If I were to stand on point A and point directly at point B, what geographical direction (eg.NNE) would I be pointing and what inclination (eg. 30 degrees down)?

Very rounded numbers (and compass points) are fine.

Point A is 45N 60W
Point B is 60N 100E

Some spherical trigonometry would be of great help. If you have the time and patience to read, take a look at the first chapter of this book.

 

[jedishrfu]

This may help

http://www.igismap.com/formula-to-f...-angle-between-two-points-latitude-longitude/

 

[mfb]

@Mark44: If longitude plays no role, what about this situation?
Point A is 45N 60W
Point B is 60N 60W
Clearly the great circle connecting those has 90 degrees inclination. Your approach only works if the longitude is different by 180 degrees.If in doubt, calculate the 3D coordinates for both points, everything else follows from that.

 

[Mark44]

@Mark44: If longitude plays no role, what about this situation?
Point A is 45N 60W
Point B is 60N 60W
Clearly the great circle connecting those has 90 degrees inclination. Your approach only works if the longitude is different by 180 degrees.

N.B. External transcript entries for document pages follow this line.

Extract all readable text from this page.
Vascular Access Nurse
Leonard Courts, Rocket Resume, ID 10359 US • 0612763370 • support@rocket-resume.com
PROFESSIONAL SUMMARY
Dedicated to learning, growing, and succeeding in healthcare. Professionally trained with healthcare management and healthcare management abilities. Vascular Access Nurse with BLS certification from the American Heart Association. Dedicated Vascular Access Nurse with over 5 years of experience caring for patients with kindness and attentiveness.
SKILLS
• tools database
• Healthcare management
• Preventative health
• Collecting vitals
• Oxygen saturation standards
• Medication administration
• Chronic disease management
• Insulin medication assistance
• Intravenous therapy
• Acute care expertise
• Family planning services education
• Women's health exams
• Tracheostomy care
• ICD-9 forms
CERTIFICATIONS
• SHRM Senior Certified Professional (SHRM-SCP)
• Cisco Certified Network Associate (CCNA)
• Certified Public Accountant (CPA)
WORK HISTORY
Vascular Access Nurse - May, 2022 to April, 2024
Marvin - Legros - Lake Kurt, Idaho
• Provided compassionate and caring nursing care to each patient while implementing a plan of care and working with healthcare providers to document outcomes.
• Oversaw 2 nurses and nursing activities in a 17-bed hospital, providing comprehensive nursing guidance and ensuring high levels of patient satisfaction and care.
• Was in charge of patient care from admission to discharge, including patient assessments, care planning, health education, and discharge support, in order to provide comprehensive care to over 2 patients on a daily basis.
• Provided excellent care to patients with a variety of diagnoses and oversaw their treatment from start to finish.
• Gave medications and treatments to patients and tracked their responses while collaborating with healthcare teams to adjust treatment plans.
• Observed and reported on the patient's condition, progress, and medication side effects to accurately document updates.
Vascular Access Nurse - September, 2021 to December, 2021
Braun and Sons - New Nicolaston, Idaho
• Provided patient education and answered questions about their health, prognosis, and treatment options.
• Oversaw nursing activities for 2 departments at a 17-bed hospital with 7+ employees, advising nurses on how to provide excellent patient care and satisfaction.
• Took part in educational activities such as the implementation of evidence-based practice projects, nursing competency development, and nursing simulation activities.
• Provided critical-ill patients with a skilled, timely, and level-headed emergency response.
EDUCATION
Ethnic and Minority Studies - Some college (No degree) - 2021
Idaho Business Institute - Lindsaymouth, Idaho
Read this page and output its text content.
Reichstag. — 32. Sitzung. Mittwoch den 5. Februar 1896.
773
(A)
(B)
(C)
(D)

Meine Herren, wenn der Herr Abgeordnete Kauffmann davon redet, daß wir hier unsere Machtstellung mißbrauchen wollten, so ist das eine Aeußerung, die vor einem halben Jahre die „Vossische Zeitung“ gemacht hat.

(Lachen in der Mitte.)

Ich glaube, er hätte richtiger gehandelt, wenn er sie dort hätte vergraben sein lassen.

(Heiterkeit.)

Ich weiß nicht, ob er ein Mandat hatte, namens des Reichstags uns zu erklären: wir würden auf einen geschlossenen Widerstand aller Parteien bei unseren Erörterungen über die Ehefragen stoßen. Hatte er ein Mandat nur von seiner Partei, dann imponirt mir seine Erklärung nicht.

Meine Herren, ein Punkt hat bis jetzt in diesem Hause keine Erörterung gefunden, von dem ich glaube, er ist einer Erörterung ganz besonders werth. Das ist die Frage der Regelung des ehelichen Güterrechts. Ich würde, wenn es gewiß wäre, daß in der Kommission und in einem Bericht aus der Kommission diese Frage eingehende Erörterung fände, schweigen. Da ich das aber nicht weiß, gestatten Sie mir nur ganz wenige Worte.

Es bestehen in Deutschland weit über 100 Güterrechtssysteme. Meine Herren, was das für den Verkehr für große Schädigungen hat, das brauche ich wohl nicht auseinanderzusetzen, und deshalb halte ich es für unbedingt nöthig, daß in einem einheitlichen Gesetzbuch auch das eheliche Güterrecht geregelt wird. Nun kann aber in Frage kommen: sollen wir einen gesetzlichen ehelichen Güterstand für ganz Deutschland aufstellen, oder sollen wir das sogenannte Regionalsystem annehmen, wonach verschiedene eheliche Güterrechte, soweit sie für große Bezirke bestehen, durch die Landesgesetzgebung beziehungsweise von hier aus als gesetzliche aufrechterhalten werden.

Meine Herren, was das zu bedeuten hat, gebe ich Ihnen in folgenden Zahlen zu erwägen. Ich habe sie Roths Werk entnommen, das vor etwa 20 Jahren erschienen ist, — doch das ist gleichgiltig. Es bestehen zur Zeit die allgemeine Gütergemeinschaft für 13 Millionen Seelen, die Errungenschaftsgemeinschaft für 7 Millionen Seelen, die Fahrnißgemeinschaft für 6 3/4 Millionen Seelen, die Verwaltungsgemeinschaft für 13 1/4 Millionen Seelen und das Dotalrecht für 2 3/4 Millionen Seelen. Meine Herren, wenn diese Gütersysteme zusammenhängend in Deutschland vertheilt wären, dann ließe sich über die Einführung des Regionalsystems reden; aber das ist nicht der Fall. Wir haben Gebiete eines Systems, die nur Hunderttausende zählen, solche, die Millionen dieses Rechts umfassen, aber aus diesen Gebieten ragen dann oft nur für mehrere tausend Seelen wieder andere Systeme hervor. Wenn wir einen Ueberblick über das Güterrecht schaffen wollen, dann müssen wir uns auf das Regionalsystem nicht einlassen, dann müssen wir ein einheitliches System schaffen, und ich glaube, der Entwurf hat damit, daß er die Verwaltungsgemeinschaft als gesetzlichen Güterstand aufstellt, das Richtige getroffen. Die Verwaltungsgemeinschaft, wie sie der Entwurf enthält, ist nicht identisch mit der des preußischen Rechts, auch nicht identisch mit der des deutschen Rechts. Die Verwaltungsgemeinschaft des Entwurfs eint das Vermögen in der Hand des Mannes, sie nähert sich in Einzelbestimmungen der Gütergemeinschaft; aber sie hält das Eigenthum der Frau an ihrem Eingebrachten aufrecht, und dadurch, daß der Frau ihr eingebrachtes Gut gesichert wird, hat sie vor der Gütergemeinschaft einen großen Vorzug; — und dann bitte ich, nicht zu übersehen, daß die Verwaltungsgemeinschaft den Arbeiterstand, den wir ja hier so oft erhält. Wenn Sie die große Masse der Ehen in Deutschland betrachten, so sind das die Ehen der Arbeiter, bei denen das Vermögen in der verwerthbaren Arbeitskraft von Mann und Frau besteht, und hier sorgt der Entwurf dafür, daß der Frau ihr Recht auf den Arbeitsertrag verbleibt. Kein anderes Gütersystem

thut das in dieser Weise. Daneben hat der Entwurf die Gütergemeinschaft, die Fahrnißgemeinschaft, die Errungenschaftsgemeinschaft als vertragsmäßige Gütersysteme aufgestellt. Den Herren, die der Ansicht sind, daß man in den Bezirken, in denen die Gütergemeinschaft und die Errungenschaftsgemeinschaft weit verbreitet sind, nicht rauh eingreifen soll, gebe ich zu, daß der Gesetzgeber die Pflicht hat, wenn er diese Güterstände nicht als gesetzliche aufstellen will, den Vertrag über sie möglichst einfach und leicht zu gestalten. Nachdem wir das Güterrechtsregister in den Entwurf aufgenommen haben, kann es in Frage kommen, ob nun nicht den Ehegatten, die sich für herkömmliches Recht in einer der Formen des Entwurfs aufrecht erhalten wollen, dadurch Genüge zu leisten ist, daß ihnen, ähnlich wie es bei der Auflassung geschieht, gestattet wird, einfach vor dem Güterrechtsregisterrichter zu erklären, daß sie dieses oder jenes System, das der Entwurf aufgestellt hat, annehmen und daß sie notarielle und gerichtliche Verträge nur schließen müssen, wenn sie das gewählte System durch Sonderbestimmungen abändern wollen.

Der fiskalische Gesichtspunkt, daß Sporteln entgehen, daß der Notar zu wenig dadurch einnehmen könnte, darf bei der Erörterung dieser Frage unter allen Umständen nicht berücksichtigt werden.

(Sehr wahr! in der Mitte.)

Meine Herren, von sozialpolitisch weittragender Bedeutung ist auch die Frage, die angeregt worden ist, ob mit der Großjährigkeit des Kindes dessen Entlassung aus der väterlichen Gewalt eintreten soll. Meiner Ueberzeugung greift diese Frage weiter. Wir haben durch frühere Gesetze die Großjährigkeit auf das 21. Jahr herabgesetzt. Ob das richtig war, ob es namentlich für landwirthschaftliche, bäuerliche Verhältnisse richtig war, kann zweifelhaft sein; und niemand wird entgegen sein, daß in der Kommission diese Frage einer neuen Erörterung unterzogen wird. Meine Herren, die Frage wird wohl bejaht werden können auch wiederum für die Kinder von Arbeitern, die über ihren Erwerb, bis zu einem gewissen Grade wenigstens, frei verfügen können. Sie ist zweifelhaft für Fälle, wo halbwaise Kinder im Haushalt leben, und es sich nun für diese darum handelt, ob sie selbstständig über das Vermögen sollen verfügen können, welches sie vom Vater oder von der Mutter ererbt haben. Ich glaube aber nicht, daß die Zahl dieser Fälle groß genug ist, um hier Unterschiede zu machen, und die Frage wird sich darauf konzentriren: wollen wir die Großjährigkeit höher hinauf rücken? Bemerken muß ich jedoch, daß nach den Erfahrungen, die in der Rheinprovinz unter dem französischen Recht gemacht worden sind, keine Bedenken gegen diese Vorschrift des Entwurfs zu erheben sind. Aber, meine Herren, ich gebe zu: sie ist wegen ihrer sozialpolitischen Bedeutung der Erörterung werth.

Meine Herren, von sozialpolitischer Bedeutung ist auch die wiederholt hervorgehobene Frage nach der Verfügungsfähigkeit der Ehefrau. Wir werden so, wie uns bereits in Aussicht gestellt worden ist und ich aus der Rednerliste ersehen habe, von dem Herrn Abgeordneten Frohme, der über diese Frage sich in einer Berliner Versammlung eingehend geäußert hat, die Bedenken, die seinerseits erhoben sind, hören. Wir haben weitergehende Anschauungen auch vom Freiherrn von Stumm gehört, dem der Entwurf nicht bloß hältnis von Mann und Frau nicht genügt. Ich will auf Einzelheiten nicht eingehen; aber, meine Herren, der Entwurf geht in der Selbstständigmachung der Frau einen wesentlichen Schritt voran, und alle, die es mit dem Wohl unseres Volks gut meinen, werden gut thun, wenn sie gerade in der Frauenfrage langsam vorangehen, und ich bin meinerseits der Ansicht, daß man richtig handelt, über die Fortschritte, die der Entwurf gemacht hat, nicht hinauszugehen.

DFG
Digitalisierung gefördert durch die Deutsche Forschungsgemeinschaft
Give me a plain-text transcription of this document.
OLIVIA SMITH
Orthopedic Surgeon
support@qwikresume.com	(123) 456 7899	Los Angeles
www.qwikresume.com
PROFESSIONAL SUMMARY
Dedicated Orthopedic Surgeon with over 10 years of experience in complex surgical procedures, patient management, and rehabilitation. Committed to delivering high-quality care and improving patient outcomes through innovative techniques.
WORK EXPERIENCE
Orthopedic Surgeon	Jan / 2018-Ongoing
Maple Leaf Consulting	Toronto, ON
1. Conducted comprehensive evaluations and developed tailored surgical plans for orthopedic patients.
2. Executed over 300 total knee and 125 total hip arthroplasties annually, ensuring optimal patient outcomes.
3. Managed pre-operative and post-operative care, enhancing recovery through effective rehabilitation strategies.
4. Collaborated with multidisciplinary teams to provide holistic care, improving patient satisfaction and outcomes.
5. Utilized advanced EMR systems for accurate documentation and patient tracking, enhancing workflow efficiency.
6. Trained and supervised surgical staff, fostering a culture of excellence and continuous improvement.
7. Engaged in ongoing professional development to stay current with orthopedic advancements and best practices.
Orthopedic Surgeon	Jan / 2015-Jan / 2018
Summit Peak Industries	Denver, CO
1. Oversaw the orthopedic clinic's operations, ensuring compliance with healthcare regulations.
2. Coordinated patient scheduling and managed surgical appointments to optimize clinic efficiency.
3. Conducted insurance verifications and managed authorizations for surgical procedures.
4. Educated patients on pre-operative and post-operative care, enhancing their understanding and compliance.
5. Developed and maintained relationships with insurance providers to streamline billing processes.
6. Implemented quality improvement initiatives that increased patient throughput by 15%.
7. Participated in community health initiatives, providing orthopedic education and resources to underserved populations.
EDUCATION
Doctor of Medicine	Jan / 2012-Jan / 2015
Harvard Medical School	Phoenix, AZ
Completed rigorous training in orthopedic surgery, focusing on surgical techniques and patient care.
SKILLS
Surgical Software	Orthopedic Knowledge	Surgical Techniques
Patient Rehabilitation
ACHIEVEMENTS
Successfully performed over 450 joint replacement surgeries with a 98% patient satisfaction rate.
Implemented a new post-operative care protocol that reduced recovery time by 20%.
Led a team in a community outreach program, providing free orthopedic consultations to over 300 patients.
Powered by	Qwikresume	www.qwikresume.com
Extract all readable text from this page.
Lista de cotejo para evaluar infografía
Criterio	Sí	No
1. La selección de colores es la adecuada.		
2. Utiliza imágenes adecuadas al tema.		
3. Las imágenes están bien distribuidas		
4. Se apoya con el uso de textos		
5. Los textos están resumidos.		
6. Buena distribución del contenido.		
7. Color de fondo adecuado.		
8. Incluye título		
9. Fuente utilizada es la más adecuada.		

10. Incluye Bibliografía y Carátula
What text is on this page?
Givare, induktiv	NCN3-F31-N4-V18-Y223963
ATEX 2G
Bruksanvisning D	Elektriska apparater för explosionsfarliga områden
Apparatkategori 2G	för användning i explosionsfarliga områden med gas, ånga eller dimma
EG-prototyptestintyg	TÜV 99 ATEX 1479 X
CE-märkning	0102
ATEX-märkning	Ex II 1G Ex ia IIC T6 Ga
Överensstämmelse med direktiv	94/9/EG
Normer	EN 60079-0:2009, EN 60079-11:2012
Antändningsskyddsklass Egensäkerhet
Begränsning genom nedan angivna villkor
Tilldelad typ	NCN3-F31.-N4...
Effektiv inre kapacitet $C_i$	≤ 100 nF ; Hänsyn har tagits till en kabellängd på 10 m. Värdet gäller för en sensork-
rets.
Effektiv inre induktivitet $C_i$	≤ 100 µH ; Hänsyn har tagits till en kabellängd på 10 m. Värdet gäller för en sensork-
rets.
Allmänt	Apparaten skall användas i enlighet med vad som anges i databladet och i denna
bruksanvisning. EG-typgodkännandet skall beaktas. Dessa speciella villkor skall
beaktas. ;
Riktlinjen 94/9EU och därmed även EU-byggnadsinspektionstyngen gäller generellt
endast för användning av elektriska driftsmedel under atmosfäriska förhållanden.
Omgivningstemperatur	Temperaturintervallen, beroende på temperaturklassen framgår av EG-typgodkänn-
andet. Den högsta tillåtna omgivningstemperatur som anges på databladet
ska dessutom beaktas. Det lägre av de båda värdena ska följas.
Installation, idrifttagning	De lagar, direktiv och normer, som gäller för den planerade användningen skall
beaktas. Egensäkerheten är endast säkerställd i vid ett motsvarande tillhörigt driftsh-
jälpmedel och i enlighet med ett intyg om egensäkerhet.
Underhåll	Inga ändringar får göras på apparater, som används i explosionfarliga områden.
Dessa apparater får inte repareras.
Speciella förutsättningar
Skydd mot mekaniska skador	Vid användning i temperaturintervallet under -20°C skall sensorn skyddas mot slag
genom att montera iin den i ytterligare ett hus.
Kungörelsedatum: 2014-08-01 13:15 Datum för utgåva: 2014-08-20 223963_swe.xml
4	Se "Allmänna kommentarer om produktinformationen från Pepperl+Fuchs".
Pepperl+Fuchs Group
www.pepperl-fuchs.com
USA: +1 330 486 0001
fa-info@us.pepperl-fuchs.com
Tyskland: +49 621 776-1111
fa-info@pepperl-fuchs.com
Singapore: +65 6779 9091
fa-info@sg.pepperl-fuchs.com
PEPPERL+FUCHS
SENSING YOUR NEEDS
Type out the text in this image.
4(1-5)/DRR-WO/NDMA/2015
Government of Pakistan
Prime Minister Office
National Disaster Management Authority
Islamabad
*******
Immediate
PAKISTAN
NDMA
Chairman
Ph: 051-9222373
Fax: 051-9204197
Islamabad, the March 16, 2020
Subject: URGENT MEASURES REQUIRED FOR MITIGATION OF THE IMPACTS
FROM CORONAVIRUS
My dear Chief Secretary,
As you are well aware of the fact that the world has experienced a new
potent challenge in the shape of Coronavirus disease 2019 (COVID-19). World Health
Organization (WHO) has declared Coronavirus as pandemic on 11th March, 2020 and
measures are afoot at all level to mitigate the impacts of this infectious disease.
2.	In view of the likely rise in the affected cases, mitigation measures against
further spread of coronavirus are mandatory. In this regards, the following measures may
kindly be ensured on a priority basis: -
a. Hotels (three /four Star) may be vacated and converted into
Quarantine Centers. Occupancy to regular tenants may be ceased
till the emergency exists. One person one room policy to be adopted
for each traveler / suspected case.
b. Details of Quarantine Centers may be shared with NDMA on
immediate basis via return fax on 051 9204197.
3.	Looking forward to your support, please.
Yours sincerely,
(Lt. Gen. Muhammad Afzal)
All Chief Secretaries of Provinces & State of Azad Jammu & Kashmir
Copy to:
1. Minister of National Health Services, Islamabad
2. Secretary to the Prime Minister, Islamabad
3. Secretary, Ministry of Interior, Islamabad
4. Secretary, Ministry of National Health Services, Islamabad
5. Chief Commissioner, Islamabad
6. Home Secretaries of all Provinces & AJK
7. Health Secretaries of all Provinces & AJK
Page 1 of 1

The approach I described is only for the inclination of the segment joining the two points, not the distance between them, in which the longitude necessarily plays a role. For the scenario you give, the central angle of the isosceles triangle is 15°, so the base angles are each 82.5°. From this, the angle of declination from A to B is -7.5°.

To find the direction of the segment, I agree that you would need the coordinates (3D rectangular would be easiest, I think) of the two points. From these you could find a vector joining the two points, and from that, find the compass direction from one point to the other.

 

[mfb]

That inclination depends on longitude already. Just with the latitude values, you cannot do anything apart from determining the minimal inclination.

 

[Mark44]

That inclination depends on longitude already. Just with the latitude values, you cannot do anything apart from determining the minimal inclination.

After thinking about this some more, I realize you're right. Your example of two points at the same longitude didn't really show this, but if the two points are both on the equator (i.e., same latitude), then the angle of inclination comes solely from the longitude. If the two points are at the same longitude, then only the latitudes come into play. If long./lat. are different for both points, then both have to be used.

My error was in not taking into account that the angles relative to the great circle through the two points can be different from the angles relative to the equatorial plane.